2.2 Enable SAP InA on your ABAP Application Server

SAP Information Access (InA) is a REST HTTP-based protocol used by SAP Analytics Cloud to query your data sources in real time. Confirm that your InA package is enabled and services are running on the ABAP AS for your data source.

2.3 Configure SAP BW or S4HANA to trust SAP Cloud Connector

In order for SAP BW or S4HANA to trust SAP Cloud Connector we need to configure an ABAP system to trust the Cloud Connector’s System Certificate

This step includes two sub-steps:

Configure the ABAP system to trust the Cloud Connector’s system certificate.
Configure the Internet Communication Manager (ICM) to trust the system certificate for principal propagation, and Map Short-Lived Certificates to Users.
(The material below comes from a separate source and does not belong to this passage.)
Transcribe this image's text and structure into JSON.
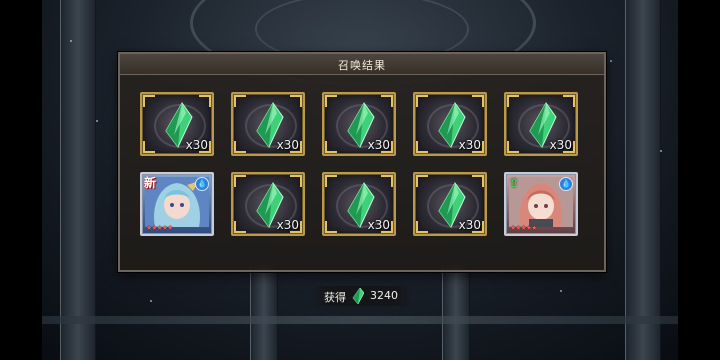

Configure the ABAP system to trust the Cloud Connector’s system certificate: In Cloud Connector select the ‘configuration’ on left side and then under On-Premise tab generate self-signed system certificate and CA certificate. In this scenario, I will use the self-signed cert to establish the trust with the SAP BW or S4HANA system. Download the certificate. In live scenario consider using a signed certificate.

Import the system certificate in STRUST

Configure the Internet Communication Manager (ICM) to trust the system certificate for principal propagation, and Map Short-Lived Certificates to Users

Maintain 4 profile parameters as shown below in transaction RZ10 transaction

login/certificate_mapping_rulebased=1
icm/HTTPS/verify_client=1
icm/HTTPS/trust_client_with_issuer=Value of Issuer of Cloud Connector System Certificate
icm/HTTPS/trust_client_with_subject=Value of subject of Cloud Connector System Certificate

2.4 Configure to Accept Short-Lived X.509 Certificate from SAP Cloud Connector

Here we will map Short-Lived Certificates to Users in the SAP BW or S4HANA system. In the previous step we update the parameter login/certificate_mapping_rulebased value to ‘1’.

Import your SAP Cloud connector system certificate into SAP BW or S4HANA.
To do this go to TCODE: CERTRULE

Select Rule to define the mapping and click Save.